Over the past six to eight weeks, the group has become formally known as Ohio’s Region 7 Health Care Collaborative, and is a model for other regions in the state. The relationships that have been built between the health care leaders continue to strengthen, and are benefiting the region’s response to the COVID-19 pandemic.
“Having this established relationship has really been a huge advantage for us in how quickly we pulled together the Regional COVID-19 Incident Command,” said Graham. “We were a step ahead of most regions in Ohio, because of how we and our teams had been building relationships prior to COVID-19. It was very easy for our teams to align and to assemble the necessary people and resources needed to establish a regional command center.”
Through the Regional Incident Command, there has been teamwork at all levels. The collaborative teams quickly adopted a plan to use similar processes and treatment area set-ups.

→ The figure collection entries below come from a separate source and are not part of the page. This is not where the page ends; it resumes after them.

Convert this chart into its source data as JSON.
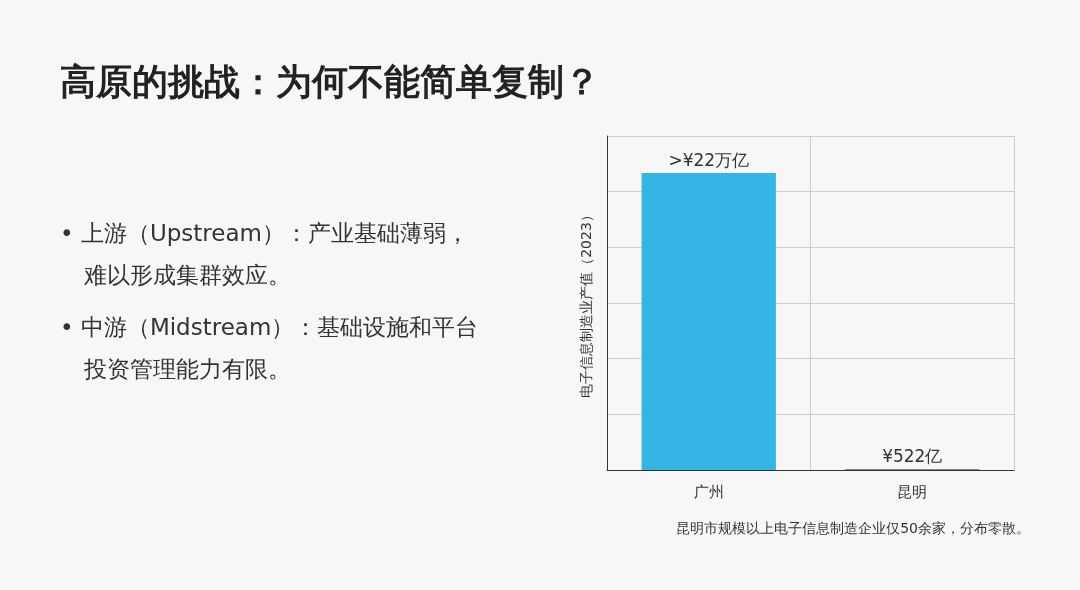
{
  "chart_data": {
    "type": "bar",
    "title": "高原的挑战：为何不能简单复制？",
    "ylabel": "电子信息制造业产值（2023）",
    "categories": [
      "广州",
      "昆明"
    ],
    "values": [
      220000,
      522
    ],
    "colors": [
      "#33b5e5",
      "#4a6a85"
    ],
    "value_labels": [
      ">¥22万亿",
      "¥522亿"
    ],
    "grid": true,
    "annotations": [
      "• 上游（Upstream）：产业基础薄弱，难以形成集群效应。",
      "• 中游（Midstream）：基础设施和平台投资管理能力有限。",
      "昆明市规模以上电子信息制造企业仅50余家，分布零散。"
    ]
  }
}
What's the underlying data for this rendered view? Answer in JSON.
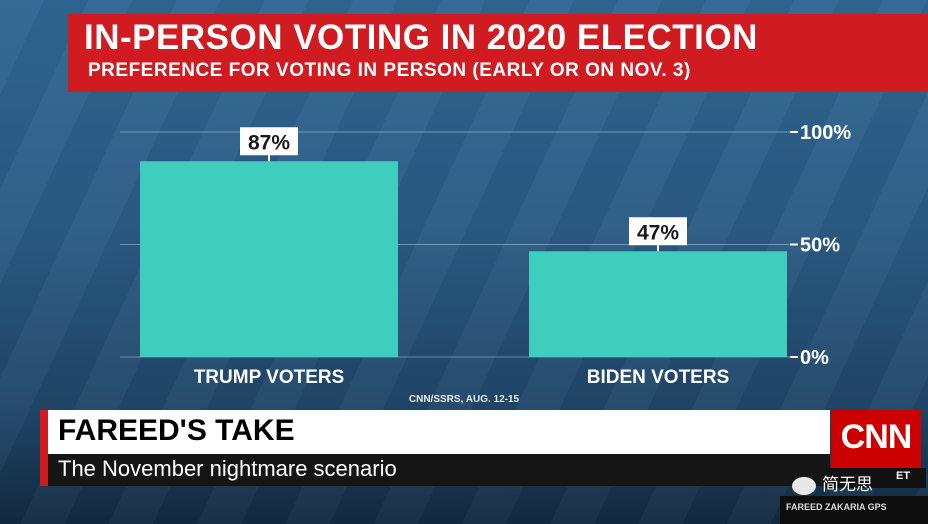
{
  "header": {
    "title": "IN-PERSON VOTING IN 2020 ELECTION",
    "subtitle": "PREFERENCE FOR VOTING IN PERSON (EARLY OR ON NOV. 3)"
  },
  "chart_data": {
    "type": "bar",
    "categories": [
      "TRUMP VOTERS",
      "BIDEN VOTERS"
    ],
    "values": [
      87,
      47
    ],
    "data_labels": [
      "87%",
      "47%"
    ],
    "ylim": [
      0,
      100
    ],
    "yticks": [
      0,
      50,
      100
    ],
    "ytick_labels": [
      "0%",
      "50%",
      "100%"
    ],
    "grid": true,
    "source": "CNN/SSRS, AUG. 12-15",
    "bar_color": "#3fcdbd"
  },
  "lower_third": {
    "title": "FAREED'S TAKE",
    "tagline": "The November nightmare scenario"
  },
  "network": {
    "logo": "CNN",
    "time_zone": "ET",
    "show": "FAREED ZAKARIA GPS"
  },
  "watermark": {
    "text": "简无思",
    "icon": "wechat-icon"
  },
  "colors": {
    "accent_red": "#d01c20",
    "background": "#2a5b84"
  }
}
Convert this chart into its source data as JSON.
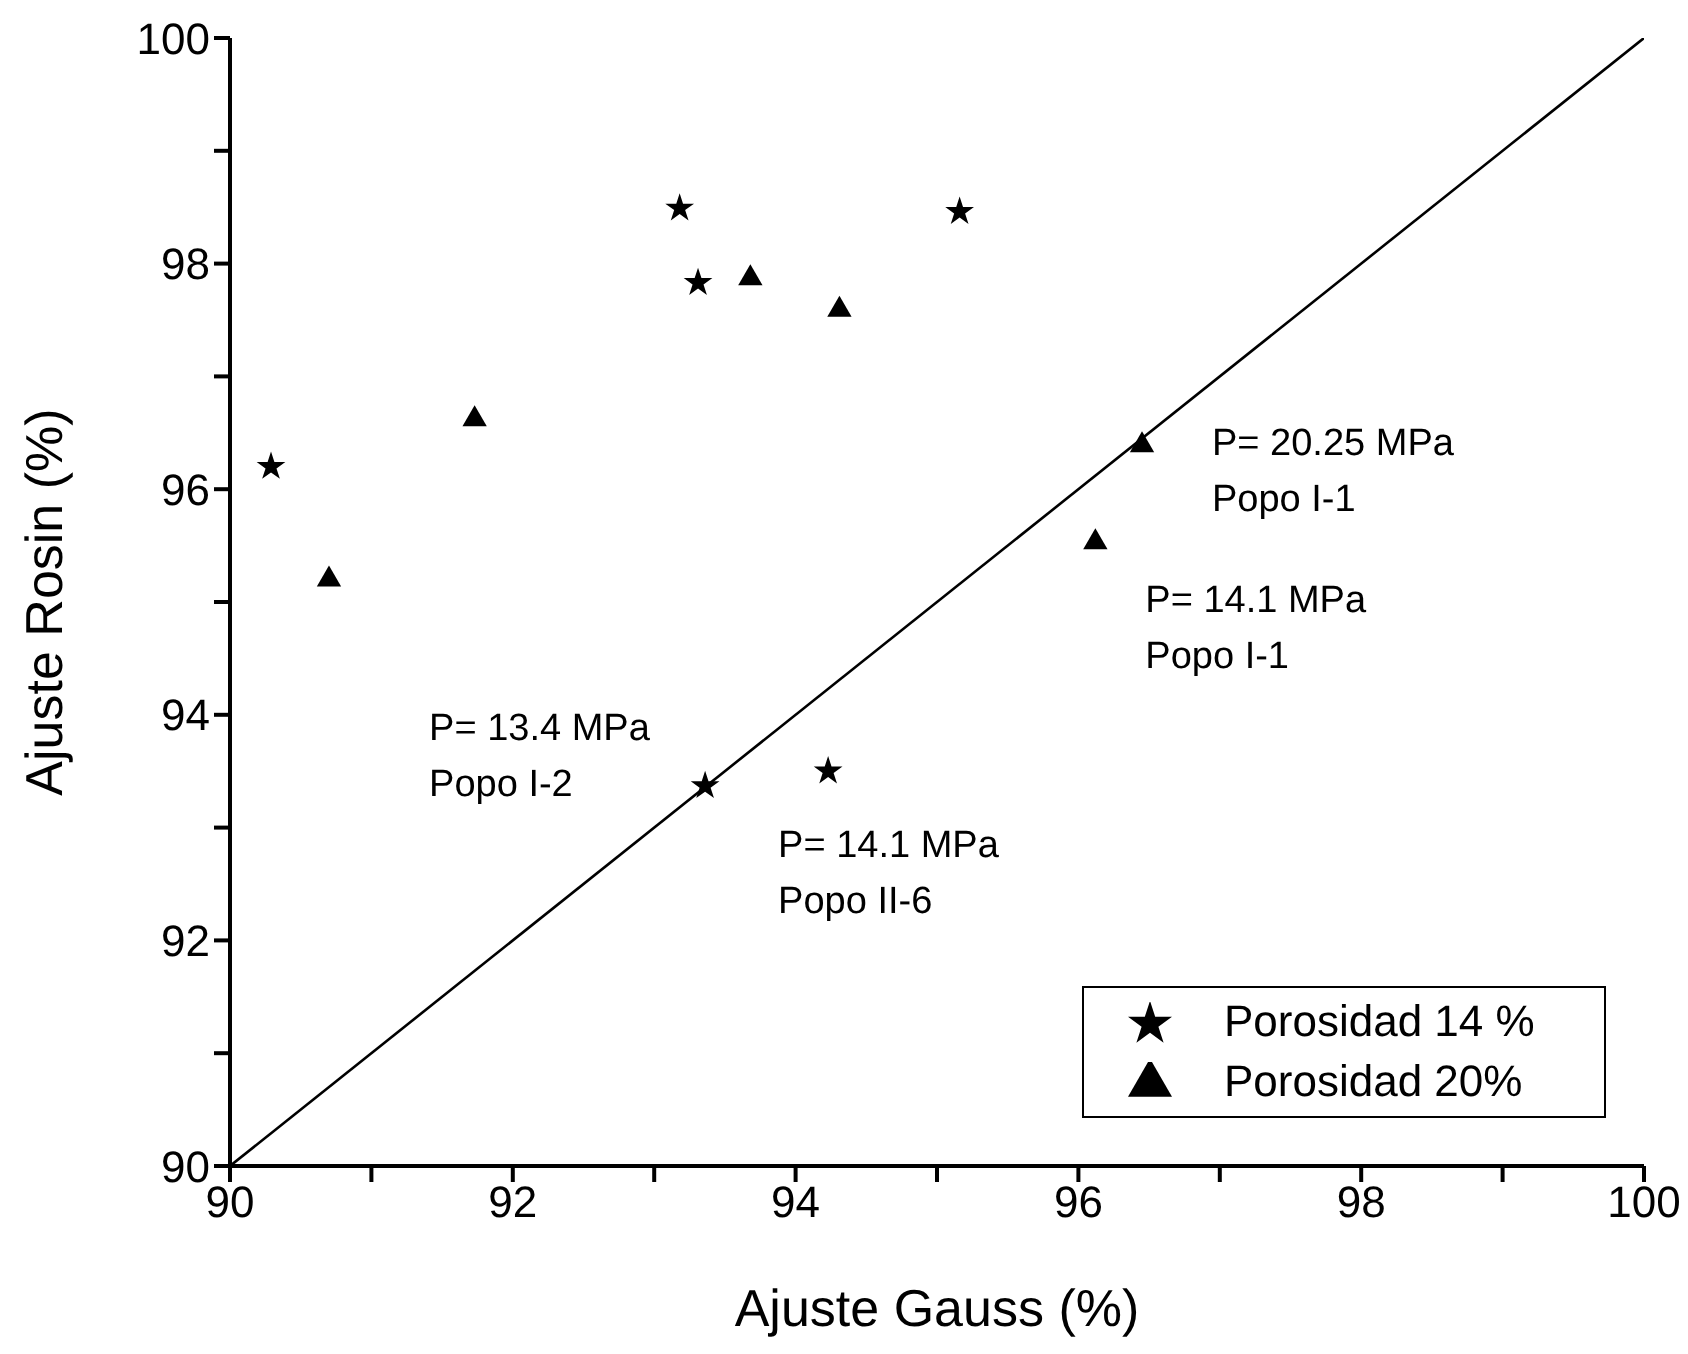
{
  "chart_data": {
    "type": "scatter",
    "xlabel": "Ajuste Gauss (%)",
    "ylabel": "Ajuste Rosin (%)",
    "xlim": [
      90,
      100
    ],
    "ylim": [
      90,
      100
    ],
    "xticks": [
      90,
      {
        "value": 91,
        "label": null
      },
      92,
      {
        "value": 93,
        "label": null
      },
      94,
      {
        "value": 95,
        "label": null
      },
      96,
      {
        "value": 97,
        "label": null
      },
      98,
      {
        "value": 99,
        "label": null
      },
      100
    ],
    "yticks": [
      90,
      {
        "value": 91,
        "label": null
      },
      92,
      {
        "value": 93,
        "label": null
      },
      94,
      {
        "value": 95,
        "label": null
      },
      96,
      {
        "value": 97,
        "label": null
      },
      98,
      {
        "value": 99,
        "label": null
      },
      100
    ],
    "grid": false,
    "legend": "bottom right",
    "series": [
      {
        "name": "Porosidad 14 %",
        "color": "#000000",
        "marker": "star",
        "x": [
          90.29,
          93.18,
          93.31,
          95.16,
          93.36,
          94.23
        ],
        "values": [
          96.2,
          98.49,
          97.83,
          98.46,
          93.37,
          93.5
        ]
      },
      {
        "name": "Porosidad 20%",
        "color": "#000000",
        "marker": "triangle",
        "x": [
          90.7,
          91.73,
          93.68,
          94.31,
          96.45,
          96.12
        ],
        "values": [
          95.2,
          96.62,
          97.87,
          97.59,
          96.39,
          95.53
        ]
      },
      {
        "type": "line",
        "color": "#000000",
        "marker": "none",
        "line_style": "solid",
        "x": [
          90,
          100
        ],
        "values": [
          90,
          100
        ]
      }
    ],
    "annotations": [
      {
        "text": "P= 20.25 MPa\nPopo I-1",
        "x": 96.45,
        "y": 96.39
      },
      {
        "text": "P= 14.1 MPa\nPopo I-1",
        "x": 96.12,
        "y": 95.53
      },
      {
        "text": "P= 13.4 MPa\nPopo I-2",
        "x": 93.36,
        "y": 93.37
      },
      {
        "text": "P= 14.1 MPa\nPopo II-6",
        "x": 94.23,
        "y": 93.5
      }
    ]
  }
}
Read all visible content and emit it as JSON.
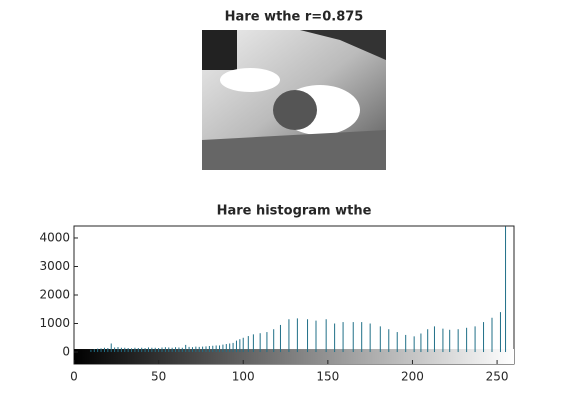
{
  "chart_data": [
    {
      "type": "image",
      "title": "Hare wthe r=0.875"
    },
    {
      "type": "stem",
      "title": "Hare histogram wthe",
      "color": "#1f6f87",
      "x": [
        10,
        12,
        14,
        16,
        18,
        20,
        22,
        24,
        26,
        28,
        30,
        32,
        34,
        36,
        38,
        40,
        42,
        44,
        46,
        48,
        50,
        52,
        54,
        56,
        58,
        60,
        62,
        64,
        66,
        68,
        70,
        72,
        74,
        76,
        78,
        80,
        82,
        84,
        86,
        88,
        90,
        92,
        94,
        96,
        98,
        100,
        103,
        106,
        110,
        114,
        118,
        122,
        127,
        132,
        138,
        143,
        149,
        154,
        159,
        165,
        170,
        175,
        181,
        186,
        191,
        196,
        201,
        205,
        209,
        213,
        218,
        222,
        227,
        232,
        237,
        242,
        247,
        252,
        255
      ],
      "values": [
        80,
        100,
        120,
        130,
        150,
        140,
        300,
        160,
        170,
        150,
        150,
        140,
        130,
        150,
        140,
        150,
        140,
        160,
        150,
        150,
        140,
        160,
        170,
        160,
        150,
        170,
        160,
        150,
        250,
        180,
        170,
        190,
        180,
        190,
        200,
        210,
        220,
        230,
        230,
        260,
        280,
        300,
        320,
        400,
        450,
        500,
        560,
        620,
        660,
        700,
        800,
        950,
        1150,
        1180,
        1150,
        1100,
        1150,
        1000,
        1050,
        1050,
        1050,
        1000,
        900,
        800,
        700,
        600,
        550,
        650,
        800,
        900,
        820,
        780,
        800,
        850,
        900,
        1050,
        1200,
        1400,
        4400
      ],
      "xlim": [
        0,
        260
      ],
      "ylim": [
        -420,
        4420
      ],
      "xticks": [
        0,
        50,
        100,
        150,
        200,
        250
      ],
      "yticks": [
        0,
        1000,
        2000,
        3000,
        4000
      ]
    }
  ]
}
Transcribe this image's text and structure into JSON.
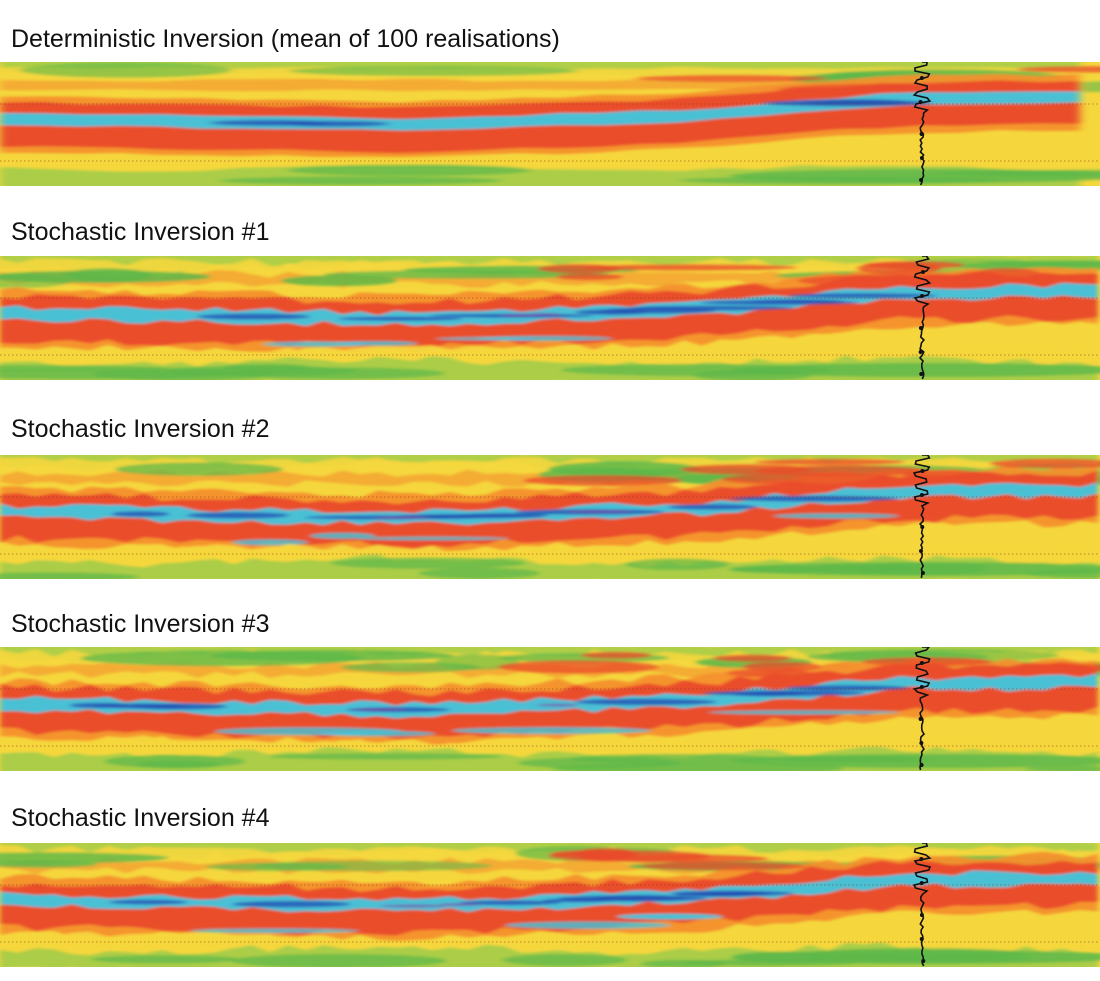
{
  "colors": {
    "red": "#ea4b2b",
    "orange": "#f4902d",
    "yellow": "#f5d73d",
    "green": "#5cb84a",
    "light_green": "#a3cc48",
    "cyan": "#3fc6dd",
    "blue": "#2452b4",
    "purple": "#7e4ba8",
    "well_log": "#111111",
    "horizon_marker": "#8a3a22"
  },
  "well_log_icon": "well-log-trace",
  "panels": [
    {
      "title": "Deterministic Inversion (mean of 100 realisations)",
      "variant": "smooth"
    },
    {
      "title": "Stochastic Inversion #1",
      "variant": "stochastic"
    },
    {
      "title": "Stochastic Inversion #2",
      "variant": "stochastic"
    },
    {
      "title": "Stochastic Inversion #3",
      "variant": "stochastic"
    },
    {
      "title": "Stochastic Inversion #4",
      "variant": "stochastic"
    }
  ]
}
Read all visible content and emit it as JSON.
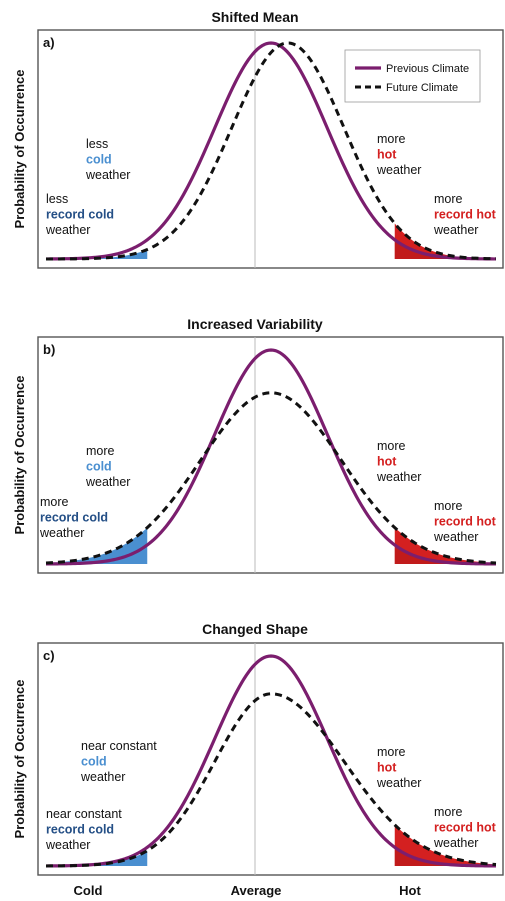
{
  "colors": {
    "previous": "#7b1e6e",
    "future": "#111111",
    "hot": "#d42020",
    "cold": "#4a8fd0",
    "record_cold_text": "#244f86",
    "cold_text": "#4a8fd0",
    "hot_text": "#d42020",
    "frame": "#555555",
    "center_line": "#bbbbbb"
  },
  "y_axis_label": "Probability of Occurrence",
  "x_axis": {
    "cold": "Cold",
    "average": "Average",
    "hot": "Hot"
  },
  "legend": {
    "previous": "Previous Climate",
    "future": "Future Climate",
    "placement": "top-right of panel a"
  },
  "chart_data": [
    {
      "type": "line",
      "panel": "a)",
      "title": "Shifted Mean",
      "x_range": [
        -4,
        4
      ],
      "series": [
        {
          "name": "Previous Climate",
          "style": "solid",
          "mean": 0,
          "sd": 1,
          "peak": 1
        },
        {
          "name": "Future Climate",
          "style": "dashed",
          "mean": 0.3,
          "sd": 1,
          "peak": 1
        }
      ],
      "shaded_tails": {
        "cold_below": -2.2,
        "hot_above": 2.2
      },
      "annotations": {
        "cold": [
          "less",
          "cold",
          "weather"
        ],
        "record_cold": [
          "less",
          "record cold",
          "weather"
        ],
        "hot": [
          "more",
          "hot",
          "weather"
        ],
        "record_hot": [
          "more",
          "record hot",
          "weather"
        ]
      }
    },
    {
      "type": "line",
      "panel": "b)",
      "title": "Increased Variability",
      "x_range": [
        -4,
        4
      ],
      "series": [
        {
          "name": "Previous Climate",
          "style": "solid",
          "mean": 0,
          "sd": 1,
          "peak": 1
        },
        {
          "name": "Future Climate",
          "style": "dashed",
          "mean": 0,
          "sd": 1.25,
          "peak": 0.8
        }
      ],
      "shaded_tails": {
        "cold_below": -2.2,
        "hot_above": 2.2
      },
      "annotations": {
        "cold": [
          "more",
          "cold",
          "weather"
        ],
        "record_cold": [
          "more",
          "record cold",
          "weather"
        ],
        "hot": [
          "more",
          "hot",
          "weather"
        ],
        "record_hot": [
          "more",
          "record hot",
          "weather"
        ]
      }
    },
    {
      "type": "line",
      "panel": "c)",
      "title": "Changed Shape",
      "x_range": [
        -4,
        4
      ],
      "series": [
        {
          "name": "Previous Climate",
          "style": "solid",
          "mean": 0,
          "sd": 1,
          "peak": 1
        },
        {
          "name": "Future Climate",
          "style": "dashed",
          "mean": 0,
          "sd_left": 1,
          "sd_right": 1.3,
          "peak": 0.82
        }
      ],
      "shaded_tails": {
        "cold_below": -2.2,
        "hot_above": 2.2
      },
      "annotations": {
        "cold": [
          "near constant",
          "cold",
          "weather"
        ],
        "record_cold": [
          "near constant",
          "record cold",
          "weather"
        ],
        "hot": [
          "more",
          "hot",
          "weather"
        ],
        "record_hot": [
          "more",
          "record hot",
          "weather"
        ]
      }
    }
  ]
}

This allows each entity to know on a daily basis how everyone in the region is prepared to care for their patients and to monitor volumes should they have to transfer patients in the event of a massive surge.
Along with the Incident Command, the CEOs have maintained at least weekly conversations to discuss high-level issues, including the challenges all health systems are facing because of the COVID-19 crisis.
Unclear how long COVID-19 will be a part of their businesses and everyone’s daily lives, the leaders agree they want to continue the work together for the good of the communities and people they serve long after the crisis.
Submitted on behalf of the Region 7 Healthcare Collaborative including Adena Health, Fayette County Memorial Hospital, Holzer Health System, King’s Daughters Medical Center of Ohio and Southern Ohio Medical Center (SOMC).